CAPÍTULO III - Dores Ocultas

339 50 69
                                    


  Os dias se passaram, correndo de uma forma assustadoramente normal, meu corpo nem mesmo parecia meu, estava intocado; límpido como porcelana, pálido como sempre fora, livre de hematomas.

  Por um momento, pude me sentir eu novamente. Ou um simples vislumbre do que um dia fui...

  O silencio cortava cada segundo, ele sequer ligara o radio, sequer viera a mim. Entupia-se de álcool, e castigava seus pulmões com um cigarro atrás do outro. Eu não compreendia, ele já não me queria mais? Meus dias estariam contados?

  A morte decidira finalmente me acolher em seus braços e me tirar daquele apartamento, ou ele apenas estava cansado, ele se entregaria?
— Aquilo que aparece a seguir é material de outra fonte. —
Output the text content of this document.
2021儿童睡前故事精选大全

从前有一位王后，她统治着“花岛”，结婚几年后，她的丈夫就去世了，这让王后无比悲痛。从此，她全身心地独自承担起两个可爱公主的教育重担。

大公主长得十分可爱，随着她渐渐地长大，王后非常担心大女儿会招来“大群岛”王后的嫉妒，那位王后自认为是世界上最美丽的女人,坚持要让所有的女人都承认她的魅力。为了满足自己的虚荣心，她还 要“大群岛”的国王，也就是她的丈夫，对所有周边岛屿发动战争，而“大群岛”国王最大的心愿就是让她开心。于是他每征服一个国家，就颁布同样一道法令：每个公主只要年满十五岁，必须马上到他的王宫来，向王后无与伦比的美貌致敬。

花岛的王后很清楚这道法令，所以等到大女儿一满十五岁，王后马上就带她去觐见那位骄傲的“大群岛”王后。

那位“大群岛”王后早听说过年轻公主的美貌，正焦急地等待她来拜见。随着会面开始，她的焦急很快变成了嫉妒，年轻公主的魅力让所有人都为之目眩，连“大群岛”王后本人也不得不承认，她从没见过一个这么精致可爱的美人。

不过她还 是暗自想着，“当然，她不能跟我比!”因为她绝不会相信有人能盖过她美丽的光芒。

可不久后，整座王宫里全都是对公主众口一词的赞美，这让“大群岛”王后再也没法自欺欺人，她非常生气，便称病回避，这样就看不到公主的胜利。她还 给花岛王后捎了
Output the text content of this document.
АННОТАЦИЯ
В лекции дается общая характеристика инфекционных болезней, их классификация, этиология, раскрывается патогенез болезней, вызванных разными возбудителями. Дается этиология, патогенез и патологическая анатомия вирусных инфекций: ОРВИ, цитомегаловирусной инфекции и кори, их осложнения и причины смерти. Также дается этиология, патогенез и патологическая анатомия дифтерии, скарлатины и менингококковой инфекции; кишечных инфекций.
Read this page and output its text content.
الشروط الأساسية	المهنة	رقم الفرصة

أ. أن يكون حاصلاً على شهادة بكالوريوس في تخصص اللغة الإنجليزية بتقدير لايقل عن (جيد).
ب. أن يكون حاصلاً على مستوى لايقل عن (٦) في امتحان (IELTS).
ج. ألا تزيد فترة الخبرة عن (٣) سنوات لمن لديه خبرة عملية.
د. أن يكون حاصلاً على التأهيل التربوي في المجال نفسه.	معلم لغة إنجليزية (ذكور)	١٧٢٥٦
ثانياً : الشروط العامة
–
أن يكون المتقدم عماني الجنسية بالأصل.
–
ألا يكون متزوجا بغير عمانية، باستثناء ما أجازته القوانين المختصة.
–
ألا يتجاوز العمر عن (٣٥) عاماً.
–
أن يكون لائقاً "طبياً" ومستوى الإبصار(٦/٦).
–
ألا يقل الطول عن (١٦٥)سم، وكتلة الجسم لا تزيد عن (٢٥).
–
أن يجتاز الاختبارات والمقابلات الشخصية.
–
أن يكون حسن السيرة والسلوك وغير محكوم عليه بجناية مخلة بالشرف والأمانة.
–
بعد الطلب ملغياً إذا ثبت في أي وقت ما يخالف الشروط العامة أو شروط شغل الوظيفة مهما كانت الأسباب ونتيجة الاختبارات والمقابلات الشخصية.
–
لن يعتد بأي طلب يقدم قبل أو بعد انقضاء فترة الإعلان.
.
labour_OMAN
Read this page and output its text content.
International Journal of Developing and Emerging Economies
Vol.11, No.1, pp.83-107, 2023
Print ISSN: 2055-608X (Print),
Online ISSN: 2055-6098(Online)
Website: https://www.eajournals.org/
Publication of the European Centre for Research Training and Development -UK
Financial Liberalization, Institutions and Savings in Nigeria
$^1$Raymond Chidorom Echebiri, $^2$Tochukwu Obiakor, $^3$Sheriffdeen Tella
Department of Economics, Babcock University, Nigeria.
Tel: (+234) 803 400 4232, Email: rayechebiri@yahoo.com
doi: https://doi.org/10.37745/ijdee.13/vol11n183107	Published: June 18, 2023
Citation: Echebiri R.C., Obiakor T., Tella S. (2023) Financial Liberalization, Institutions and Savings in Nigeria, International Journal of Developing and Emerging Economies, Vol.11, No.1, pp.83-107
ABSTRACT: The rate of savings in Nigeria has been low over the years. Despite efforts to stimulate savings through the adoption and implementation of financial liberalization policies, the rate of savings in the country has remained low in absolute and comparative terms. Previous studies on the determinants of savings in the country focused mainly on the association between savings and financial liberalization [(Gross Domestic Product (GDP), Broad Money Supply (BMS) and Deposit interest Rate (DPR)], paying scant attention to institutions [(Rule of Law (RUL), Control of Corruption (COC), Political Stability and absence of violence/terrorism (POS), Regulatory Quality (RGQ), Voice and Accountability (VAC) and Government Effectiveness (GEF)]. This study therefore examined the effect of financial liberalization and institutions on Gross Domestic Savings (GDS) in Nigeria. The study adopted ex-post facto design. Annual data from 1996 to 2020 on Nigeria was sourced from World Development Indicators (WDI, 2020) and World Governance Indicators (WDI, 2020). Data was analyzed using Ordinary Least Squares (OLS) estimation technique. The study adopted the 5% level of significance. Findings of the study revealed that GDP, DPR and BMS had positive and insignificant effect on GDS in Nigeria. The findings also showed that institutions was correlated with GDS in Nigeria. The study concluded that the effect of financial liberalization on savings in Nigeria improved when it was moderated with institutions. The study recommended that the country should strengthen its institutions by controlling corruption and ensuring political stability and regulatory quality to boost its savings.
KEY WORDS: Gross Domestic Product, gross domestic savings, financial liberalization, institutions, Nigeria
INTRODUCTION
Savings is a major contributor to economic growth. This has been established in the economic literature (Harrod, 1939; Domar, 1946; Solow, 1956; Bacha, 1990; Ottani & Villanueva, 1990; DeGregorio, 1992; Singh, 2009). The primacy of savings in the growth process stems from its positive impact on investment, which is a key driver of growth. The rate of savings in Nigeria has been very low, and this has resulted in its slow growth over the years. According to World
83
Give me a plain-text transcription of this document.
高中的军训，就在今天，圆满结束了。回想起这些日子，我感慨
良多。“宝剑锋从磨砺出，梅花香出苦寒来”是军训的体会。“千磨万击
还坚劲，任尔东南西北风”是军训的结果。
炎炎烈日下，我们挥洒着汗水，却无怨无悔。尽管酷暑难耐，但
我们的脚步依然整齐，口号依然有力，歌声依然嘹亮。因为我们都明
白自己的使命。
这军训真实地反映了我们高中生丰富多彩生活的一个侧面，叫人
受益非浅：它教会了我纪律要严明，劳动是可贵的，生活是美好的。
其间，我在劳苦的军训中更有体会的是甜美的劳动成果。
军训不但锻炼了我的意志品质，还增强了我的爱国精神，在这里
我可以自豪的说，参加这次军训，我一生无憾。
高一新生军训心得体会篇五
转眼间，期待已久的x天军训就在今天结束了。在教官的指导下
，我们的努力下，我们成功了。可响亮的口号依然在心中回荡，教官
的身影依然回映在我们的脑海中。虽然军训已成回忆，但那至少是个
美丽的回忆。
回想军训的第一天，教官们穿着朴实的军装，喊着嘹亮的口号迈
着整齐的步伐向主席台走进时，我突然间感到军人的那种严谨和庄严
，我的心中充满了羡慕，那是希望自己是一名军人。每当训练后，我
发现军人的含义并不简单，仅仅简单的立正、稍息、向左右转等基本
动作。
Devolver-me-ia a vida que tirou de mim?

  Eu possuía uma vida antes ou isso sempre foi a minha vida...

  O barulho da porta da sala sendo aberta com selvageria fez com que eu me sobressaltasse, eu estava sentada em uma cadeira perto da janela de meu quarto, olhando a paisagem morta lá de fora, me assustei ao ouvir vozes distintas e desconhecidas, todas masculinas, pensei em fechar a porta, mas tive medo de lembrar a ele que eu ainda estava ali, se é que ele estava lá.

  E depois de tantos dias, eu senti o medo corroer meus ossos como ácido. As vozes falavam ao mesmo tempo, pareciam com raiva, baques surdos de coisas sendo jogadas ao chão e possivelmente á mesa preencheram meus ouvidos, escolhi-me perto do colchão, temendo o pior.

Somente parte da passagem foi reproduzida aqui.